Peace Like River

Peace Like River


If we have no peace, it is because we have forgotten that we belong to each other.
               Mother Teresa 

Every time we get together we start by sharing-about what we did the night before-sharing the frustrations or challenges we may have encountered, sharing about the things for which we are grateful, sharing about the conversations we have had or the ways in which we have been used to be a source of strength and encouragement for others.  We so often discover and are reminded that so many of all of these things are the same for us.  So many of our feelings, and thoughts, and reactions are shared without us even knowing about it until we talk.  We are connected to one another in so many ways.  We know that to make our partnership work we cannot forget that we belong to each other.  We know that the same is true in our marriages, we know the same is true in our roles as fathers and sons and as brothers, we know the same is true as counselors, as friends, and as leaders.  
Growing up in a church environment as well as both of us having worked in one, we both resonated strongly with the words of the poem and hymn ‘It Is Well With My Soul’.  This hymn was written in 1873 by H.G. Spafford, a successful Chicago lawyer, after several traumatic events in his life. The first was the death of his only son at the age of four, shortly followed by the Great Chicago Fire which ruined him financially. In 1873, he had planned to travel to Europe with his family and sent them ahead while he was delayed on business. While crossing the Atlantic, their ship sank rapidly after a collision with another sea vessel, and all four of Spafford’s daughters died.  His wife was the only family member to survive.  Shortly afterwards, even with chaos and despair consuming him, Spafford wrote these famous words: 
                               
                              When peace like a river, attendeth my way,
                              When sorrows like sea billows roll;
                              Whatever my lot, Thou hast taught me to say,
                               It is well, it is well, with my soul.

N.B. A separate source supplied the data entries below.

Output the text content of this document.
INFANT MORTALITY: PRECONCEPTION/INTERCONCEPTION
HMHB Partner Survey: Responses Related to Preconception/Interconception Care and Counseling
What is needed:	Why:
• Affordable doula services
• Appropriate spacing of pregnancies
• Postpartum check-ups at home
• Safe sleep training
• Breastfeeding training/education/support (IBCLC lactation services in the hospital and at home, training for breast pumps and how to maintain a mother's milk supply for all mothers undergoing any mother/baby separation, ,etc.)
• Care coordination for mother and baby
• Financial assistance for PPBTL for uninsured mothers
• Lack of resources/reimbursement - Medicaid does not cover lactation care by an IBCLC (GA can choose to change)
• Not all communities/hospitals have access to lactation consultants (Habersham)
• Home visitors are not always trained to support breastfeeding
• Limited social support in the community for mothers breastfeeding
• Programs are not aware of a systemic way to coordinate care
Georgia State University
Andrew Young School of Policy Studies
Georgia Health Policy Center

This morning, as we read Spafford’s words and recall the story behind them, we are haunted by them.  How could someone like Spafford, amidst so much devastation and loss and brokenness find so much peace?   How could he ever feel any remnant of hope in his circumstances?  How could he possible write that anything was “well with his soul”? 
The testimonies of those who have suffered and lost, of those who have been burdened and beaten down, of those who have faced fear and countless demons, and yet, who have found a way to rise above and live beyond all that has come, can be of true hope and assurance to us through our own struggles and grief
 
Life is a struggle for which there are not enough words to describe all the feelings, fears, frustrations and moments fraught with anxiety that it can often bring. Our challenges certainly bring a new perception of life and its meaning.  Sometimes those challenges are positive and good.  Sometimes those challenges break us apart and embitter us in terrible ways.  But they do not have to.  Our faith in something beyond ourselves reminds us, over and over again, how we can be lifted up, carried through, delivered to a better life.  Our faith that there are others going through or who have gone through similar life challenges connects us to remind us that we are not alone; that strength can be found in one another; that by simply sharing our burdens we realize our burdens don’t have to be so heavy, because we aren’t carrying them by ourselves.
Last week, I (Tom), met with a family who has been through so much heartache, disappointment, and anguish.  They have had physical, emotional, and spiritual pain all at one time.  They have had major life crises arise, causing them to shoulder far more than any one family should.  It almost seems unfair.  Yet, in meeting face to face and being given the opportunity to unload their burdens, this family has been able to find incredible hope and strength in their incredibly hopeless situation.  Leaving the conversation, the mom and wife in the family was able to declare, like Spafford declared over a century ago: “It is well with (our) soul”. 

There is nothing that brings us greater joy than to be used in this way.  We feel that we have been given a gift of creating a sacred space- a safe place, for people to share, for people to unload, for people have their burdens begin to be lifted and to know that they aren’t alone.  And ultimately, for peace to be found, a peace which transcends our understanding.